AnaGram Parser Generator: Summary of Notation

Home

Trial Copy

Intro. to Parsing

Users Say...

Special Features

Notation Summary

New 2.01 Features

File Trace

Grammar Trace

Glossary

Examples

Expression evaluator (freeware)

XIDEK interpreter kit (freeware)

Lex/Yacc Comparison

If-else ambiguity

Contact Parsifal

AnaGram Parser Generator:
Summary of Notation

Introduction
Lexical Conventions
Names
Character Representations
Character Ranges
Character Sets
Keywords
Tokens
Productions
Reduction Procedures
Definitions
Configuration Section
Embedded C

Introduction

The rules for using AnaGram are given in Chapters 8 and 9 of the AnaGram User's Guide. This page contains a brief summary. AnaGram's online Help also has entries to explain the various terms. An example, a simple four-function calculator, with explanatory annotations can be viewed here. The annotated example and its syntax file are included with the AnaGram trial copy download.

Lexical Conventions

AnaGram allows the free use of spaces, tabs and comments. Both C style and C++ style comments are allowed. Blank lines are allowed, but only between statements.

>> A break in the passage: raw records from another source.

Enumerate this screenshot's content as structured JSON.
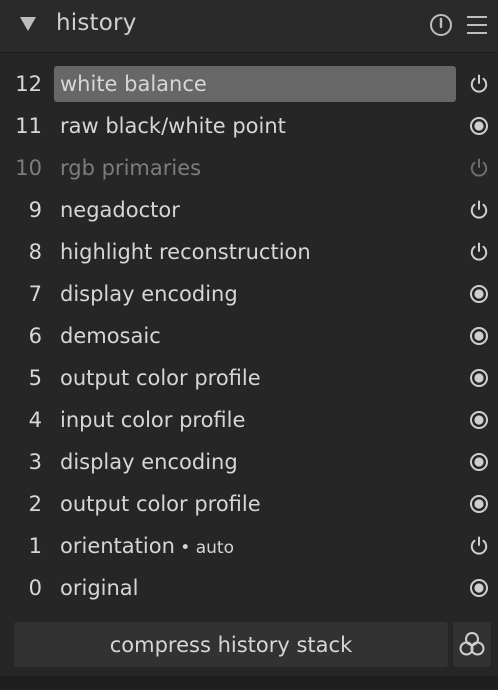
{
  "header": {
    "title": "history",
    "collapse_icon": "triangle-down-icon",
    "reset_icon": "reset-circle-icon",
    "presets_icon": "hamburger-menu-icon"
  },
  "history": {
    "items": [
      {
        "num": "12",
        "label": "white balance",
        "suffix": "",
        "state": "off",
        "selected": true,
        "disabled": false
      },
      {
        "num": "11",
        "label": "raw black/white point",
        "suffix": "",
        "state": "on",
        "selected": false,
        "disabled": false
      },
      {
        "num": "10",
        "label": "rgb primaries",
        "suffix": "",
        "state": "off",
        "selected": false,
        "disabled": true
      },
      {
        "num": "9",
        "label": "negadoctor",
        "suffix": "",
        "state": "off",
        "selected": false,
        "disabled": false
      },
      {
        "num": "8",
        "label": "highlight reconstruction",
        "suffix": "",
        "state": "off",
        "selected": false,
        "disabled": false
      },
      {
        "num": "7",
        "label": "display encoding",
        "suffix": "",
        "state": "on",
        "selected": false,
        "disabled": false
      },
      {
        "num": "6",
        "label": "demosaic",
        "suffix": "",
        "state": "on",
        "selected": false,
        "disabled": false
      },
      {
        "num": "5",
        "label": "output color profile",
        "suffix": "",
        "state": "on",
        "selected": false,
        "disabled": false
      },
      {
        "num": "4",
        "label": "input color profile",
        "suffix": "",
        "state": "on",
        "selected": false,
        "disabled": false
      },
      {
        "num": "3",
        "label": "display encoding",
        "suffix": "",
        "state": "on",
        "selected": false,
        "disabled": false
      },
      {
        "num": "2",
        "label": "output color profile",
        "suffix": "",
        "state": "on",
        "selected": false,
        "disabled": false
      },
      {
        "num": "1",
        "label": "orientation",
        "suffix": " • auto",
        "state": "off",
        "selected": false,
        "disabled": false
      },
      {
        "num": "0",
        "label": "original",
        "suffix": "",
        "state": "on",
        "selected": false,
        "disabled": false
      }
    ]
  },
  "footer": {
    "compress_label": "compress history stack",
    "style_icon": "create-style-icon"
  },
  "colors": {
    "background": "#262626",
    "selected_row": "#676767",
    "text": "#d6d6d6",
    "disabled_text": "#7d7d7d",
    "button_bg": "#323232"
  }
}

AnaGram statements may continue onto following lines as long as they are clearly incomplete. Normally this rule is satisfied by dangling punctuation or open parentheses, brackets, or braces. In no case can a statement continue over a blank line.

Names

Symbol names must begin with a letter or underscore, and may contain letters, digits, or underscores. They may also contain embedded spaces, tabs, and comments. Any sequence of embedded space, however, is replaced by a single blank character.

The names eof, error, and grammar have special meanings.

Character Representations

You may represent a character using the same rules as for character constants in C. You may also use signed integers, using either decimal, octal or hexadecimal formats, again following the rules for C. You may specify control characters using ^, e.g., ^C.

Character Ranges

Character ranges may be specified either in the form 'a-z' or with two simple characters separated by "..", e.g, 32..255.

Character Sets

Use the following operators for more complex character sets:

	+	union
	-	difference
	&	intersection
	~	complement

AnaGram interprets a single character to mean the set that contains only the character itself.

Keywords

A character string enclosed in double quotes, such as "while" or "/*", is a keyword. See example. The rules for writing keyword strings are the same as for literal strings in C. AnaGram parsers have special lookahead logic to recognize keywords, so that keywords get special treatment. They are not equivalent to the corresponding sequence of single characters.

Tokens

The units of a grammar are called tokens. Terminal tokens may be character sets, keywords, immediate actions, or virtual productions. Nonterminal tokens are defined in terms of other tokens by means of productions.

Productions

A production consists of one or more token names on the left, an arrow, and a grammar rule on the right, with rule elements separated by commas. Here is a simple example:

   dinner -> appetizer, salad, main course, dessert

The order of the elements in a rule is significant, but productions themselves may appear in any order in a syntax file. A production with more than one name on the left is called a semantically determined production.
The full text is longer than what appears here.